Parks officials say that having rangers manage visitation will help provide context for properly understanding the need for public burials, as they do on tours of other culturally and historically sensitive sites such as Seneca Village, the Black neighborhood that was cleared to make Central Park, and Underground Railroad spots in Brooklyn.

The island is also rich with New York City history. It has been a prison, a sanitarium, a psychiatric hospital and a haven for bare-knuckle boxing bouts. During the Civil War, it was a prison for Confederate soldiers and a training ground for a regiment of Black Union Army troops. The missile platforms from the Cold War remain, capped with concrete.
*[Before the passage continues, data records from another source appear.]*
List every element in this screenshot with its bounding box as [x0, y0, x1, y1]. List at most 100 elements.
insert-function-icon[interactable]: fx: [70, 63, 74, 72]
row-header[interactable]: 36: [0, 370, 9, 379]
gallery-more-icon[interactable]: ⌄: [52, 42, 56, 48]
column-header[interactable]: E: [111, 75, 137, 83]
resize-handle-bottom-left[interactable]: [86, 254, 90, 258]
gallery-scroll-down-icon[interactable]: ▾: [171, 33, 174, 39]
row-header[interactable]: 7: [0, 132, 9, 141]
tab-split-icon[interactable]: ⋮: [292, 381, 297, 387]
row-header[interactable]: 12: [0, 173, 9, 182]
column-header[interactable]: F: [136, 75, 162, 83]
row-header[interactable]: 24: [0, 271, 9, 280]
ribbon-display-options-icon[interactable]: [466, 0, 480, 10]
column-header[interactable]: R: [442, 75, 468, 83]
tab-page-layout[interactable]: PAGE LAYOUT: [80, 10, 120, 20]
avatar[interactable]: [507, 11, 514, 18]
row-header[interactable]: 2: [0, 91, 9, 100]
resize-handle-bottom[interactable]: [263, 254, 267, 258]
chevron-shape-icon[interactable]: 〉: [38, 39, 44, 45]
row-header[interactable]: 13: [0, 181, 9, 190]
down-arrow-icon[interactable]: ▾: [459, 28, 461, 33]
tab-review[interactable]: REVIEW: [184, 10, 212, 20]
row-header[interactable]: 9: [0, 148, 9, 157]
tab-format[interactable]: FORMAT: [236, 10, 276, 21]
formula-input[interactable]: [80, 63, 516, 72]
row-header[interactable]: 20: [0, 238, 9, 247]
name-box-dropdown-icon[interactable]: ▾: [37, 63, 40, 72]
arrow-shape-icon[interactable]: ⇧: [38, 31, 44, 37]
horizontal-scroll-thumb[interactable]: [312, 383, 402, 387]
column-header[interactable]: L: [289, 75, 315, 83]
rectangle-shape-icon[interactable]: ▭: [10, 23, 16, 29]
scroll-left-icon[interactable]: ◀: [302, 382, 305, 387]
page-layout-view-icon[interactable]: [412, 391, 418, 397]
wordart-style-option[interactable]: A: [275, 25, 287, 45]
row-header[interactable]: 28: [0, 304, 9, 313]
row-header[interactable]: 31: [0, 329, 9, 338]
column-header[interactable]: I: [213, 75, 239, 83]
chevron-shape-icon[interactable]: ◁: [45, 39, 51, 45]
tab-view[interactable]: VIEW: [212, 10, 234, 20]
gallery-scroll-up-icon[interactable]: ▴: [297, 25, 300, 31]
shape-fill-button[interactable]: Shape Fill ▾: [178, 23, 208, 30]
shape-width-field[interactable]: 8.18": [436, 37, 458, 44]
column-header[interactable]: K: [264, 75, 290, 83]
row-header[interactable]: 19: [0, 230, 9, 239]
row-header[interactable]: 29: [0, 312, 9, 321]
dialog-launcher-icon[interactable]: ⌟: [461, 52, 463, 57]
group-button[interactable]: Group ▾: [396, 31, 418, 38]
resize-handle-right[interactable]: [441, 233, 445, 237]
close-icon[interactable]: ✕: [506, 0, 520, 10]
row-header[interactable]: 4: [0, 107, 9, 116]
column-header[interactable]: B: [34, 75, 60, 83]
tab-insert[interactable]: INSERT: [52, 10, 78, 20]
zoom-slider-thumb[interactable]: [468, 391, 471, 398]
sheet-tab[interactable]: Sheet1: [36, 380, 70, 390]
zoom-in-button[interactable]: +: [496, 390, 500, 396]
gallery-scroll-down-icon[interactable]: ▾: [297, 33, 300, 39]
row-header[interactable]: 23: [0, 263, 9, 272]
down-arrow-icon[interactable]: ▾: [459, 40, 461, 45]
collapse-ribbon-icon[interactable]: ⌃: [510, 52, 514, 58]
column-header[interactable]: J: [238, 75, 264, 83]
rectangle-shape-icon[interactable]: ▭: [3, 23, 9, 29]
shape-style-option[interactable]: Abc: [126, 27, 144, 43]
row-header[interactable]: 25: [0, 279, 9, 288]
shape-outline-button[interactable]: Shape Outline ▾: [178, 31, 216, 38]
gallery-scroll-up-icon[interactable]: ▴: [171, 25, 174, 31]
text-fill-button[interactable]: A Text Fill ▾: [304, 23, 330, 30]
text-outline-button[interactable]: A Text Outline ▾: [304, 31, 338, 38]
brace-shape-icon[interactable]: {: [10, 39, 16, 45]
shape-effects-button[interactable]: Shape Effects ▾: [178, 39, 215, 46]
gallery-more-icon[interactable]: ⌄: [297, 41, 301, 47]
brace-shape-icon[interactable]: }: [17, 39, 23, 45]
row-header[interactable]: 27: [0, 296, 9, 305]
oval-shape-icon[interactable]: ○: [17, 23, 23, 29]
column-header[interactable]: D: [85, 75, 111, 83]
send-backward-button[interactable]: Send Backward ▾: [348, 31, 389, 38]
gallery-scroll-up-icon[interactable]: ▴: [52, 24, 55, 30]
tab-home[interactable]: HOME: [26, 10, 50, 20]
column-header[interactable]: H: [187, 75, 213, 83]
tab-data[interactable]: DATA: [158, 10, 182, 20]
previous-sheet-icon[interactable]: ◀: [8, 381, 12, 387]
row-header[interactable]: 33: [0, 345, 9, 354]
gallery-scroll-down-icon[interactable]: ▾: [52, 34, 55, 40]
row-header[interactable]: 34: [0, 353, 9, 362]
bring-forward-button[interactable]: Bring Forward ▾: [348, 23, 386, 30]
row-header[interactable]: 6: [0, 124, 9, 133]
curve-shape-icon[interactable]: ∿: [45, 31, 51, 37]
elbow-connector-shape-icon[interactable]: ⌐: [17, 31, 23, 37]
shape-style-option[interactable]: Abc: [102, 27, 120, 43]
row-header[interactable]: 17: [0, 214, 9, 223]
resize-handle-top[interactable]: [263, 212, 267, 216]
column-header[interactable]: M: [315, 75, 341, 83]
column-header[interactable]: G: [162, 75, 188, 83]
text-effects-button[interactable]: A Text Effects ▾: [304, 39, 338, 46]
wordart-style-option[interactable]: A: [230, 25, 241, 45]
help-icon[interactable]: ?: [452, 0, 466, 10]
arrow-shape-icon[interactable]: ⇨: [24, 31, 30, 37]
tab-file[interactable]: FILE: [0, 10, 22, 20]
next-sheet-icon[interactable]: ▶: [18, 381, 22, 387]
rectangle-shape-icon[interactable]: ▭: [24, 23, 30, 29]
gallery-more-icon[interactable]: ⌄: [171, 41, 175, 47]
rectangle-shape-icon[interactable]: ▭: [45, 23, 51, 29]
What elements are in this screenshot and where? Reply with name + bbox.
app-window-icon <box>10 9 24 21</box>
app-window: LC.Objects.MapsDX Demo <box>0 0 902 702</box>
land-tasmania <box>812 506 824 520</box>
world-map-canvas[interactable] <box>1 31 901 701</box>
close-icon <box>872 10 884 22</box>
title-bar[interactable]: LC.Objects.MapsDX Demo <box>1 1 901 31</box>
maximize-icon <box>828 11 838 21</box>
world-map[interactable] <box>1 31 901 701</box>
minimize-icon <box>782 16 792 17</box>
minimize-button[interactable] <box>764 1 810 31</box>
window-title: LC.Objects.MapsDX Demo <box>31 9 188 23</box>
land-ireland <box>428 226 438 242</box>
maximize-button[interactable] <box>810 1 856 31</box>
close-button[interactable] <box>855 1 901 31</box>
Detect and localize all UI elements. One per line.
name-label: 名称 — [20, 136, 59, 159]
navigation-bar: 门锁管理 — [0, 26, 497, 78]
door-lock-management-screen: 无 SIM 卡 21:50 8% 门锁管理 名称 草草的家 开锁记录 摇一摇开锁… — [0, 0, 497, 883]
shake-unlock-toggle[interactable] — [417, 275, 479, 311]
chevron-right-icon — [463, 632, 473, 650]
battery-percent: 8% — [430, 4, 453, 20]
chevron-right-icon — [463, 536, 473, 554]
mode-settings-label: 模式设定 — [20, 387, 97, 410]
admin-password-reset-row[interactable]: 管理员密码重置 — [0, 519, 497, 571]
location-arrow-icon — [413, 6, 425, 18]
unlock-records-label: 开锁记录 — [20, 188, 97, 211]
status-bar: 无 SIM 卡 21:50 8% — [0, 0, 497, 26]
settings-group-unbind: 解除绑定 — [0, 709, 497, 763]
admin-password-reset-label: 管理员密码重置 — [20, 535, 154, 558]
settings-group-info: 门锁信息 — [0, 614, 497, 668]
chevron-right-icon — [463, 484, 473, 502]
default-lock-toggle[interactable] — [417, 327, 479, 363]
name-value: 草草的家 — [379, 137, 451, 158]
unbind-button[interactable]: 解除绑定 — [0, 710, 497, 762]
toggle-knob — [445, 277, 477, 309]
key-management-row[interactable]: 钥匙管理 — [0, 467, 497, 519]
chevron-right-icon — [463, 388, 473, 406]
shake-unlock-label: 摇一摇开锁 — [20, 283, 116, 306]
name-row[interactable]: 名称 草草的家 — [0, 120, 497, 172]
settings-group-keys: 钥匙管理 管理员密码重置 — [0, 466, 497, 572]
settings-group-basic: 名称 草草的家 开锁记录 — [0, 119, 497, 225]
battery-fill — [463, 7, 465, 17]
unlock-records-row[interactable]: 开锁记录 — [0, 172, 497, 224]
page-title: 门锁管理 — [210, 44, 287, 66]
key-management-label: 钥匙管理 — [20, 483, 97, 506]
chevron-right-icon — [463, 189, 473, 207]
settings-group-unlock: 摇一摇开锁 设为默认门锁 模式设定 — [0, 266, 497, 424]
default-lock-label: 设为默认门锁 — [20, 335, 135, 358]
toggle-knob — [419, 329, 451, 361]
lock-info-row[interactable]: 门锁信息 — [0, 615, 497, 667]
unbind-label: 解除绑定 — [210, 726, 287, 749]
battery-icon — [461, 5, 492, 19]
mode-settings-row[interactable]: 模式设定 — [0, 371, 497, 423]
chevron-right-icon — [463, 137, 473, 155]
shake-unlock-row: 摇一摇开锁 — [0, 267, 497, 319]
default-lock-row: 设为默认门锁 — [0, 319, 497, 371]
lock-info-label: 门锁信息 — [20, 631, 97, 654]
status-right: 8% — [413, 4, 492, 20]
Spared from demolition is a Catholic chapel built in the 1930s that might be preserved as a scenic structure.

The task of training the new contracted workers in the idiosyncratic, century-old burial process fell to Martin Thompson, who supervised operations for 17 years as a correction captain and now works for the Human Resources Administration’s burial services division with the newly created job title of executive director of Hart Island.

As he stood next to the active trench, he explained that the city still uses traditional methods, including pacing off yardages to locate individual graves so they can be located in case of disinterment for reburial elsewhere by relatives. The city does around 50 of these a year, he said.

He walked toward the narrow southern section, which is visible from Long Island. He pointed out plots from the early 1990s and rows of graves of the city’s earliest AIDS patients in the 1980s. Because little was known then about the spread of AIDS, the bodies were buried separately in extra-deep graves, making them perhaps the only single plots on the island.

Ms. Hunt said she hoped that opening the island would lead to more New Yorkers opting for burials there, which the city is legally required to provide. The removal of the derelict buildings has opened up enough space, the city estimated, for several more decades of burials.

Elsie Soto, 40, who makes regular visits to the gravesite of her father, Norbert Soto, said she was pleased to see the recent upgrades.

Opening public access would help “change the narrative of Hart Island,” she said, but first the city should improve and expand visitation and stop using parks enforcement officers as mandatory escorts.

A simple, free-roaming park with a minimum of structural improvements seemed appropriate, she said, perhaps with a welcome center, bathrooms, benches and a few vending machines.

“It’s still hallowed ground and deserves respect and dignity,” she said. “A park is going to set into motion a little more respect, like, ‘OK, Hart Island is changing, it’s not what it used to be’ — and that’s the goal.”